Why wind is the new oil in Spain

» By | Published 08 Mar 2012

This is an excerpt of a post by Heikki Willstedt, director of energy policy, AEE. To read the full post (in Spanish) click here.

Oil has reached €90 a barrel and, when the embargo on Iran becomes effective, there are analysts who predict it will rise to €100 a barrel. Energy imports cost more in Spain than they do in emerging countries, so we cannot improve either our competitiveness or our trade balance deficit. In Spain there are no indigenous oil resources, but we do have the wind to generate electricity. A Spanish wind turbine of 2 MW generates the energy equivalent to 7,000 barrels a year. Wind is the Spanish oil.

The International Monetary Fund defines an oil shock as a 26% or more increase in the price of oil. We have had three: 2008, 2010 and 2011.  The current price of oil price in Euros is at a historic high. Just remember that in July 2008 a barrel of oil reached €84 a barrel. We are now 7% above the previous peak price.

Both the Dollar and the Euro have been devalued compared to emerging countries since 2007, but the Euro has lost more value than the Dollar since 2008. That means that energy imports cost us more than they do emerging countries, affecting our competitiveness and trade balance deficit.

When the economy was better in 2000 we were spending €20,000 million on imported energy (coal, gas and oil). Last year the bill amounted to €50,000 mn even though we imported 0.5% less energy than in 2000.

Clearly, Spanish wind energy is cheaper than imported energy where high-cost oil cancels out the lower cost of natural gas and coal.
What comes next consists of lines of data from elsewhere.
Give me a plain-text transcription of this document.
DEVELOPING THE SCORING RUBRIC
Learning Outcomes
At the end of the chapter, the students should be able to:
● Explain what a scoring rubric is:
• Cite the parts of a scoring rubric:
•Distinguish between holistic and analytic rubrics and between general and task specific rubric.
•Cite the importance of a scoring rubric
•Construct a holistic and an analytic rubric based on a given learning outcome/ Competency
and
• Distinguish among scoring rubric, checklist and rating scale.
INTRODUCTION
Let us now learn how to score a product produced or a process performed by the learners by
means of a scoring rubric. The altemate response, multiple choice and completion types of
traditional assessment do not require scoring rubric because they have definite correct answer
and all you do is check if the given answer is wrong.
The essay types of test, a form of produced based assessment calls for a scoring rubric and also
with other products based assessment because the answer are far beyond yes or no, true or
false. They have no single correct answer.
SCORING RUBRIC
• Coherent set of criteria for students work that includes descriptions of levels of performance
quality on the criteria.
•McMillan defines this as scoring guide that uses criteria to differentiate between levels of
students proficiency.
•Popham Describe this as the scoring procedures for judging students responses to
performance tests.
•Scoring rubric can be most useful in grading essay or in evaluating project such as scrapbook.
In Spain there is no oil but there are indigenous resources to generate electricity. If we had an economy with 22% imported liquid fossil fuels and 53% electricity – with more than 70% powered by indigenous resources (currently Spain imports 53% fossil fuels), the Spanish economy would be better protected against increases in fossil fuel prices.
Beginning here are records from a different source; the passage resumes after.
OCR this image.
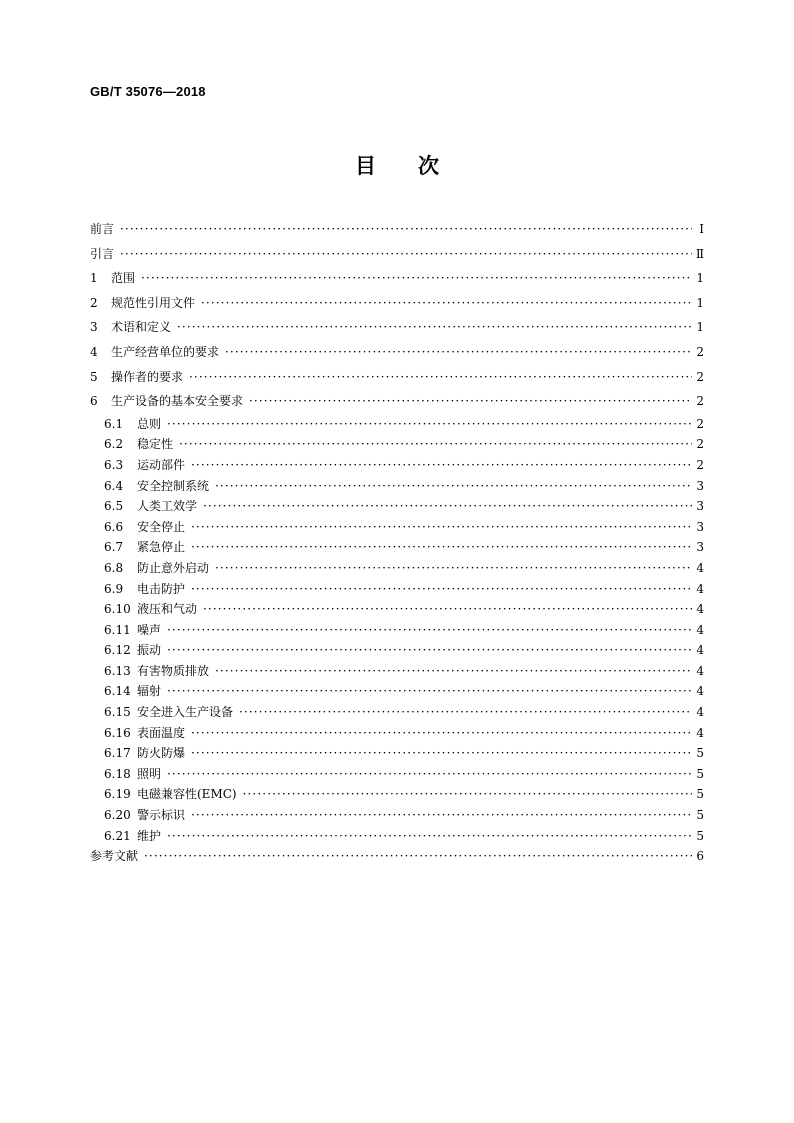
GB/T 35076—2018
目　　次
前言 ·····	Ⅰ
引言 ·····	Ⅱ
1	范围 ·····	1
2	规范性引用文件 ·····	1
3	术语和定义 ·····	1
4	生产经营单位的要求 ·····	2
5	操作者的要求 ·····	2
6	生产设备的基本安全要求 ·····	2
6.1	总则 ·····	2
6.2	稳定性 ·····	2
6.3	运动部件 ·····	2
6.4	安全控制系统 ·····	3
6.5	人类工效学 ·····	3
6.6	安全停止 ·····	3
6.7	紧急停止 ·····	3
6.8	防止意外启动 ·····	4
6.9	电击防护 ·····	4
6.10 液压和气动 ·····	4
6.11 噪声 ·····	4
6.12 振动 ·····	4
6.13 有害物质排放 ·····	4
6.14 辐射 ·····	4
6.15 安全进入生产设备 ·····	4
6.16 表面温度 ·····	4
6.17 防火防爆 ·····	5
6.18 照明 ·····	5
6.19 电磁兼容性(EMC) ·····	5
6.20 警示标识 ·····	5
6.21 维护 ·····	5
参考文献 ·····	6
Today, energy dependence is strangling drowning the Spanish economy. In 2000, when a barrel of oil cost €20, the economy grew by 5%. However last year, (after the oil shock of 2008 and the economic crisis of 2009), oil cost €80 a barrel and Spain went into recession.
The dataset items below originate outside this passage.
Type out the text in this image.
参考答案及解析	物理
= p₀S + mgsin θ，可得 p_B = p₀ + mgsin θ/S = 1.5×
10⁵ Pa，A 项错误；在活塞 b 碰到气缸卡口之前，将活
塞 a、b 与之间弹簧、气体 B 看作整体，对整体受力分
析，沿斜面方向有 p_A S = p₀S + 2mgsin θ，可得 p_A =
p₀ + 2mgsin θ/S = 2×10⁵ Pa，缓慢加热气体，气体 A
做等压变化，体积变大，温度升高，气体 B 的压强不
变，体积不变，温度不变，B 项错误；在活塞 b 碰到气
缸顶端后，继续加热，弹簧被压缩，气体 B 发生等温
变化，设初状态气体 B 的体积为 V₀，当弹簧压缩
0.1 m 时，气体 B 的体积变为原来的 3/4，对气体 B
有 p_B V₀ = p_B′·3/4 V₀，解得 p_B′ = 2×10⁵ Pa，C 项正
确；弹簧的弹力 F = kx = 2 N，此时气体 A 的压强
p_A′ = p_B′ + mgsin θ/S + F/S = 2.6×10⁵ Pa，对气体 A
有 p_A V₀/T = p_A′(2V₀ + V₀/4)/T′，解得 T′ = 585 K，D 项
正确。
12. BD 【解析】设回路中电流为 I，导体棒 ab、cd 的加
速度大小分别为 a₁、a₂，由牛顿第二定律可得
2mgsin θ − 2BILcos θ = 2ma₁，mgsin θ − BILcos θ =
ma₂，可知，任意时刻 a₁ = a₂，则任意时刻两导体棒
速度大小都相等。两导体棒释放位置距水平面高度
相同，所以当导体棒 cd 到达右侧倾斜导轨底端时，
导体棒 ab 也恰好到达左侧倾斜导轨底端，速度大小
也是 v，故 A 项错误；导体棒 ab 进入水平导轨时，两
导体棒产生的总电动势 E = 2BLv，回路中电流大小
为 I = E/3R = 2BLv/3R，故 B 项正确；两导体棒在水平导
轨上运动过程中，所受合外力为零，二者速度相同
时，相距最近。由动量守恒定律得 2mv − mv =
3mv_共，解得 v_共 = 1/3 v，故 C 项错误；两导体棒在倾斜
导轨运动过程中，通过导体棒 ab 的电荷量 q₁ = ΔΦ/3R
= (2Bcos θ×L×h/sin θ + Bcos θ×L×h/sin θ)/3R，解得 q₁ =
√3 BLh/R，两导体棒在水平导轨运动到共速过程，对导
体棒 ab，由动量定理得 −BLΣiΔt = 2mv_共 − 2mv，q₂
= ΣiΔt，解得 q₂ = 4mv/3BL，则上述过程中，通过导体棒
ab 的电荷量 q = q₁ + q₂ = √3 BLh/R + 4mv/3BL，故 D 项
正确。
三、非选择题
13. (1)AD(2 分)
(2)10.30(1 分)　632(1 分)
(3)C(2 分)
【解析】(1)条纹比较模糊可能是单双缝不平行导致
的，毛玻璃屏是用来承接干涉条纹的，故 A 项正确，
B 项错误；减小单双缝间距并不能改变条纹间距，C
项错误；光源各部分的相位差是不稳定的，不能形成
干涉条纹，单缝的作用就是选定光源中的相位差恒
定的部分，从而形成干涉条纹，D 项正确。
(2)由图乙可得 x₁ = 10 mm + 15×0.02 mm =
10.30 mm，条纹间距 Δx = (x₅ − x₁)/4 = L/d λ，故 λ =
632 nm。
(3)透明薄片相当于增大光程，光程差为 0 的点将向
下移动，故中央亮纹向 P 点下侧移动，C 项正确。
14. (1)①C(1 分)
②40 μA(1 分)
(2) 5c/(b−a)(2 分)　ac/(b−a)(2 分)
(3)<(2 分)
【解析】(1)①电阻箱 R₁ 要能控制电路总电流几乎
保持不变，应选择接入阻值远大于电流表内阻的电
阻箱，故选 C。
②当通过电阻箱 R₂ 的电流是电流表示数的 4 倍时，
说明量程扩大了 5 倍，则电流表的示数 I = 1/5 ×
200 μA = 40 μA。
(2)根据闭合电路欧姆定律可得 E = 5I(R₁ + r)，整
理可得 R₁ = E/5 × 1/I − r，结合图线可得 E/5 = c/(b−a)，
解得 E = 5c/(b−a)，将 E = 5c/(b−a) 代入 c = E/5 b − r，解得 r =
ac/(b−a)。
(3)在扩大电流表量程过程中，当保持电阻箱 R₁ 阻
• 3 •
As a result Spanish energy demand has fallen by 7% from the 2007 peak, 3 million jobs have been lost, and if you count the economic recession of 2012 the economy will have shrunk by 5% compared to 2008.

This explains why the motorways are empty, the airports do not have aeroplanes, airlines are going bankrupt, and so on. The priority should be to reduce energy imports from abroad, promote energy conservation, an urgent and massive electrification of society, and to promote indigenous energy resources in the most cost effective way.